Consider a discrete random variable $X \in \{x_1, x_2, \ldots, x_n\}$, where $n < +\infty$ and $x_1 < x_2 < \ldots < x_n$.
Let pose $p_i = \text{Pr}(X = x_i)$, with $\sum_{i=1}^N p_i = 1$.
Suppose that the expected value of $X$, $\mu_X \in [x_1, x_n]$, is known.
I want to solve the following problem:
$$\left\{\begin{array}{l}\min_{p_1, p_2, \ldots, p_n} \mathbb{E}\left[(X - \mathbb{E}[X])^2\right]\\ \text{s.t.}\\ \mathbb{E}[X] = \mu_X\\ p_i \geq 0\\ \sum_{i=1}^np_i = 1 \end{array} \right. $$ where $$\mathbb{E}[X] = \sum_{i=1}^n p_ix_i$$
Is there some general results on this type of problem?

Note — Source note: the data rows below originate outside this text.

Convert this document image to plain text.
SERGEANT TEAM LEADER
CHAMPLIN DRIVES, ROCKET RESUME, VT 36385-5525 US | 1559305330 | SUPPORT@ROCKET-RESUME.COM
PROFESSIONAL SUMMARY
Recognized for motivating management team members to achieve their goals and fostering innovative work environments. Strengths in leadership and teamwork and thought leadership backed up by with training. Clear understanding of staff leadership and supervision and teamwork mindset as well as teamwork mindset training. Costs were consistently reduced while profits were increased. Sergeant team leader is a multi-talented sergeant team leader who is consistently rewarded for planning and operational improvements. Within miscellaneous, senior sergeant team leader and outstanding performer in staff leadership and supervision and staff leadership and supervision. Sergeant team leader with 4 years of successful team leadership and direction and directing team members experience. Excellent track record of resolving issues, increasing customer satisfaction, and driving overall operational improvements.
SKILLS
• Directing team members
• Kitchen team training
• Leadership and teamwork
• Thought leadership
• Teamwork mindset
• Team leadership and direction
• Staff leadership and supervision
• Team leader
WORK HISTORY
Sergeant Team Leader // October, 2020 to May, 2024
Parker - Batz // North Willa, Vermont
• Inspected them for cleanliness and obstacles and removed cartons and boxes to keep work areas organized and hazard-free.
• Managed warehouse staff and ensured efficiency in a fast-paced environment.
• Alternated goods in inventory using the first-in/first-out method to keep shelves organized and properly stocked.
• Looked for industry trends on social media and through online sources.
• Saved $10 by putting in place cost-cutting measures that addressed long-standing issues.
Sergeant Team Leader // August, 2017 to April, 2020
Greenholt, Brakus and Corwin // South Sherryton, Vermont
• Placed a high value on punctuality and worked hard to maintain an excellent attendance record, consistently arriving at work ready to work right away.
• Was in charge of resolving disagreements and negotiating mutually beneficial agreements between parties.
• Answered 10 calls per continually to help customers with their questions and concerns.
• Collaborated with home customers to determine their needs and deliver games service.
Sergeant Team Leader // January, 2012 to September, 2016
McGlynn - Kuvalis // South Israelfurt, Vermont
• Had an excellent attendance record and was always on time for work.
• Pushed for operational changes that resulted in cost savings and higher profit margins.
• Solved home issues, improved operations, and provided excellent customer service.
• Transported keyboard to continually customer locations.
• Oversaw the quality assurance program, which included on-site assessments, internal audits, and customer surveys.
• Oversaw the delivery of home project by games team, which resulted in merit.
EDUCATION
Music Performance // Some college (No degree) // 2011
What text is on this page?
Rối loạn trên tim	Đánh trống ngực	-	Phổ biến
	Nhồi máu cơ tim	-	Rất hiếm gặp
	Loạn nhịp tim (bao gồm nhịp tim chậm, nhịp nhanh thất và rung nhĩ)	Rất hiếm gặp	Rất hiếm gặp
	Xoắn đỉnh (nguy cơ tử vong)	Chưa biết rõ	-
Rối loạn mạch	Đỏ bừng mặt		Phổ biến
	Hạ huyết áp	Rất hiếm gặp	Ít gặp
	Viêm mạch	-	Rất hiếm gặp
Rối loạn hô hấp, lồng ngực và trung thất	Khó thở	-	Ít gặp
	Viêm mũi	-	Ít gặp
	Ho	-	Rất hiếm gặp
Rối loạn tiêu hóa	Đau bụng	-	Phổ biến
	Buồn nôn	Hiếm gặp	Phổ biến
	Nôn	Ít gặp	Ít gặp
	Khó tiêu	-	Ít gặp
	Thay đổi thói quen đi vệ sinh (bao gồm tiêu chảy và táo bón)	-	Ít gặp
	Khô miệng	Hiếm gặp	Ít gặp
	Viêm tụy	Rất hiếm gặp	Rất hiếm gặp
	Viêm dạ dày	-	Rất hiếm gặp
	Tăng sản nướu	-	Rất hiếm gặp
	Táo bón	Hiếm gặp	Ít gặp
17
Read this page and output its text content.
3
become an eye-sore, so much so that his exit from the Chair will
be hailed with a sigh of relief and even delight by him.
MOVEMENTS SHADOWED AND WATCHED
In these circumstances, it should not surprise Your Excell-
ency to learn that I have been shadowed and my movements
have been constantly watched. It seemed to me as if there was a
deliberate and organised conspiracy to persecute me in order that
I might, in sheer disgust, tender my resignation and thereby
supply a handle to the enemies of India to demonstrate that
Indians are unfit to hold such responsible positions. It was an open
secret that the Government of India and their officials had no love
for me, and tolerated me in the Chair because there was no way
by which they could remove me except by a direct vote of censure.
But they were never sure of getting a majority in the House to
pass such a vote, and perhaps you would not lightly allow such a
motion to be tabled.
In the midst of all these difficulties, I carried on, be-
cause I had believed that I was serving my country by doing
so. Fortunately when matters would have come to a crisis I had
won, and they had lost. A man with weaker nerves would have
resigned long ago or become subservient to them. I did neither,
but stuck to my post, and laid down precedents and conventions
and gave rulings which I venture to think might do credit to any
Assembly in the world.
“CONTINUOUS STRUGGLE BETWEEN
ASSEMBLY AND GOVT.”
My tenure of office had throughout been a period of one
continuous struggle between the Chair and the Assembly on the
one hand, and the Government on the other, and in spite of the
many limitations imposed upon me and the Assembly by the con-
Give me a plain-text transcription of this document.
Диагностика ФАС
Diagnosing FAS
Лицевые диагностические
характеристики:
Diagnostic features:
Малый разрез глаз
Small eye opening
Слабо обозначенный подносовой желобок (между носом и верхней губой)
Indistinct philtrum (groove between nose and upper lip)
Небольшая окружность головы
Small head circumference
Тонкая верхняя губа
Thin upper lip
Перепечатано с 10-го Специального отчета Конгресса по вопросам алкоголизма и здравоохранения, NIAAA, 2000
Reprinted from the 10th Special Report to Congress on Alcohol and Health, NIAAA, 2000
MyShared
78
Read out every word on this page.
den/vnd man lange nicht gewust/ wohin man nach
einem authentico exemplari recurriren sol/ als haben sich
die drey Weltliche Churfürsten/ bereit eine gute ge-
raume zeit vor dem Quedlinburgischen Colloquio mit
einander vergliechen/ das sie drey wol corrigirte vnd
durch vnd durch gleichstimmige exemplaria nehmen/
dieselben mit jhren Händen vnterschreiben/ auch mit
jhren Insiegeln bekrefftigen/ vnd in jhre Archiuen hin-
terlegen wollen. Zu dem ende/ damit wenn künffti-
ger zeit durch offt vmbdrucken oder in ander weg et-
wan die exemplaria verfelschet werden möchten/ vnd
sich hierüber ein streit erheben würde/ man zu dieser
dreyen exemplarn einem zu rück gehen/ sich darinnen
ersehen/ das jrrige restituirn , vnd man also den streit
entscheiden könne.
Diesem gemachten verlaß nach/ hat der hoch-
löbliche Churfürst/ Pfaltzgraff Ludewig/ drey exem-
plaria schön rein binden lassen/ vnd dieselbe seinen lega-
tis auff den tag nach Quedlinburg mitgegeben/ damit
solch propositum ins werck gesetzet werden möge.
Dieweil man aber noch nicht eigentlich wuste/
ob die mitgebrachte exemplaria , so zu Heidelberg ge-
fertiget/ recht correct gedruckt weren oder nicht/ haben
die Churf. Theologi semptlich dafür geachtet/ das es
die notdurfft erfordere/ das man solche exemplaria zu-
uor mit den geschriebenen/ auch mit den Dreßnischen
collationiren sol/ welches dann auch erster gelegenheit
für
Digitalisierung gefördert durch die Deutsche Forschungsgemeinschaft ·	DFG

In terms of the vector $p=[p_1\quad p_2\quad \cdots\quad p_n]^T$ the problem is $$\min_{p}p^Tb-\frac{1}{2}p^TQp\\ \mbox{sub. to}\\\ p^Ta=\mu_X,\ p^T1=1,\ p\ge 0\\ $$ where $a=[x_1,\ x_2,\cdots,\ x_n]^T,\ b=[x_1^2,\ x_2^2,\cdots,\ x_n^2]^T,\ Q=2aa^T$ This is a standard nonlinear optimization problem that can be solved using Lagrange's multiplier method. Taking the third constraint to be active, we write down the Lagrangian as $$L(p,\lambda_1,\ \lambda_2)=p^Tb-\frac{1}{2}p^TQp+\lambda_1(p^Ta-\mu_X)+\lambda_2(p^T1-1)$$The first order necessary condition gives $$\nabla_p L=0\Rightarrow b-Qp+\lambda_1a+\lambda_21=0$$ Since $Q$ is a rank $1$ matrix there can be infinitely many solutions of this equation. Now the hessian is $-Q$ and the tangent space is $$T=\{y:a^Ty=0,\ y^T1=0\}$$ Then, $\forall\ y\in T$, $$-y^TQy=-2y^Taa^Ty=0$$ So nothing can be said about the existence of a minimizer or a maximizer. For that higher order tests are necessary.